Dive Brief:
- Seattle-based general contractor BNBuilders has fired three workers for their alleged involvement in placing a noose with a Black carpenter’s name at a Meta construction site in Redmond, Washington, according to local news outlet Kiro 7.
- Police have not said whether criminal charges will be filed in the case, but they are investigating the incident as a hate crime, which carries a maximum penalty of five years in prison and a $100,000 fine.
- A 33-year-old Black carpenter who had been working at Meta’s Building X construction site reported finding the noose last month, along with one of his tools taped to the rope with his name written on it.
Dive Insight:
The termination of the three workers involved in placing the noose differs from how the majority of racist incidents on jobsites are resolved.
For example, Amazon and R.C. Anderesen offered a $100,000 reward for information about the perpetrator of several nooses placed on a fulfillment center construction site in Connecticut last year. No one stepped forward and the reward was never collected, according to an Amazon spokesperson. No arrests were ever made in the case.
But there are cases where workers are caught, and subsequently terminated immediately.
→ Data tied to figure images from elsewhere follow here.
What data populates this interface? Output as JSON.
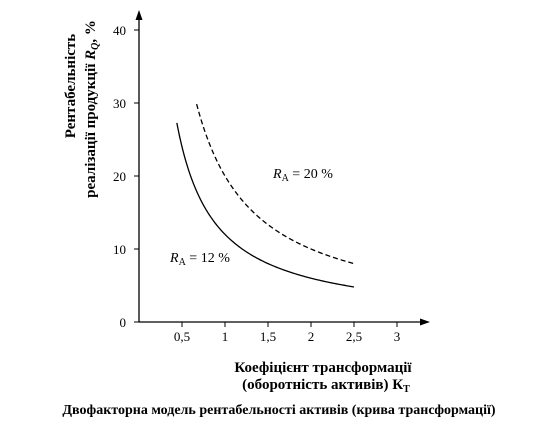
{
  "chart_data": {
    "type": "line",
    "caption": "Двофакторна модель рентабельності активів (крива трансформації)",
    "ylabel_line1": "Рентабельність",
    "ylabel_line2_prefix": "реалізації продукції ",
    "ylabel_line2_var": "R",
    "ylabel_line2_sub": "Q",
    "ylabel_line2_suffix": ", %",
    "xlabel_line1": "Коефіцієнт трансформації",
    "xlabel_line2_prefix": "(оборотність активів) К",
    "xlabel_line2_sub": "Т",
    "xlim": [
      0,
      3.3
    ],
    "ylim": [
      0,
      42
    ],
    "x_ticks": [
      0.5,
      1,
      1.5,
      2,
      2.5,
      3
    ],
    "x_tick_labels": [
      "0,5",
      "1",
      "1,5",
      "2",
      "2,5",
      "3"
    ],
    "y_ticks": [
      0,
      10,
      20,
      30,
      40
    ],
    "y_tick_labels": [
      "0",
      "10",
      "20",
      "30",
      "40"
    ],
    "series": [
      {
        "name_var": "R",
        "name_sub": "A",
        "name_value": " = 12 %",
        "style": "solid",
        "ra": 12,
        "x_start": 0.44,
        "x_end": 2.5
      },
      {
        "name_var": "R",
        "name_sub": "A",
        "name_value": " = 20 %",
        "style": "dashed",
        "ra": 20,
        "x_start": 0.67,
        "x_end": 2.5
      }
    ]
  }
}
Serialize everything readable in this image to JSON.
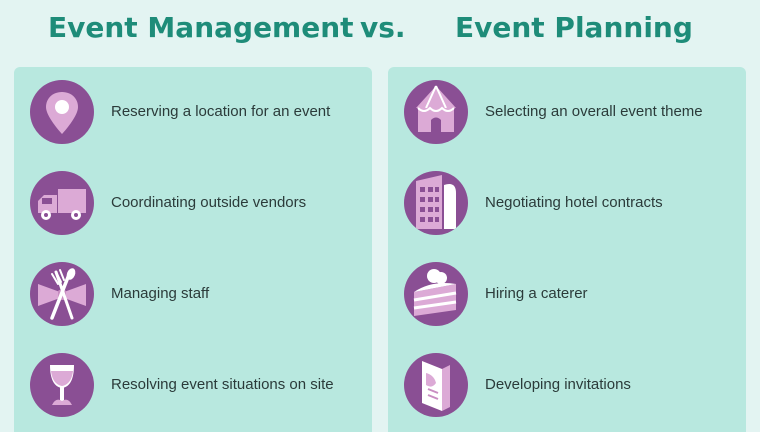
{
  "header": {
    "left_title": "Event Management",
    "vs": "vs.",
    "right_title": "Event Planning"
  },
  "management": {
    "items": [
      {
        "label": "Reserving a location for an event",
        "icon": "location-pin-icon"
      },
      {
        "label": "Coordinating outside vendors",
        "icon": "delivery-truck-icon"
      },
      {
        "label": "Managing staff",
        "icon": "bowtie-cutlery-icon"
      },
      {
        "label": "Resolving event situations on site",
        "icon": "wine-glass-icon"
      }
    ]
  },
  "planning": {
    "items": [
      {
        "label": "Selecting an overall event theme",
        "icon": "tent-icon"
      },
      {
        "label": "Negotiating hotel contracts",
        "icon": "hotel-building-icon"
      },
      {
        "label": "Hiring a caterer",
        "icon": "cake-slice-icon"
      },
      {
        "label": "Developing invitations",
        "icon": "invitation-card-icon"
      }
    ]
  },
  "colors": {
    "background": "#e3f4f2",
    "panel": "#b8e8df",
    "title": "#1e8c79",
    "icon_circle": "#8a4f94",
    "icon_fill": "#dcaad6",
    "text": "#2b3b3a"
  }
}
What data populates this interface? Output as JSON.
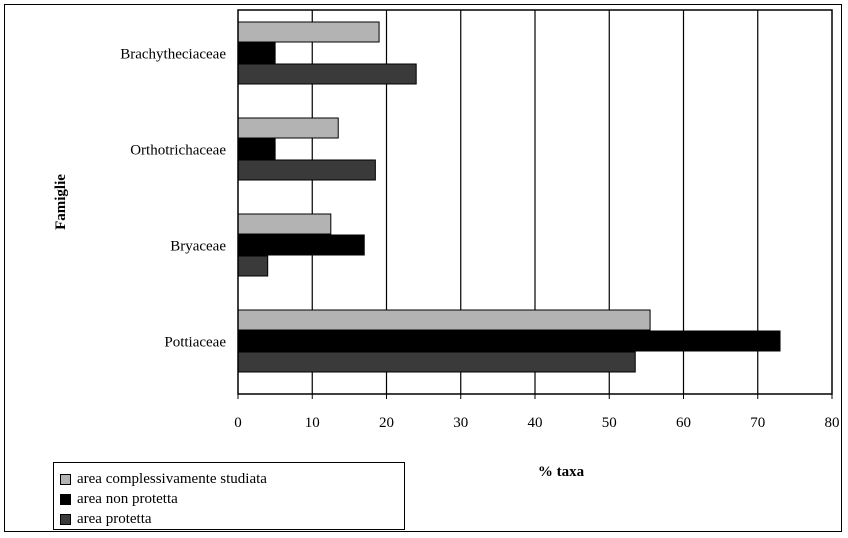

Earlier this month, the consortium running the $6.5 billion Uranium Processing Facility construction site at the federal Y-12 facility in Tennessee identified and fired a worker after tips from a $200,000 reward hotline connected the person to a noose discovered on site in June.
After spiking in 2020, the number of nooses reported on U.S. construction sites fell by about half to seven, according to data from the Equal Employment Opportunity Commision. But that remains the same number of reported incidents as in 2018 and 2019.
The incident marks at least the fourth alleged bias-related event at a Meta or Facebook construction site in the last two years.
BNBuilders did not respond to Construction Dive’s request for comment about the firings.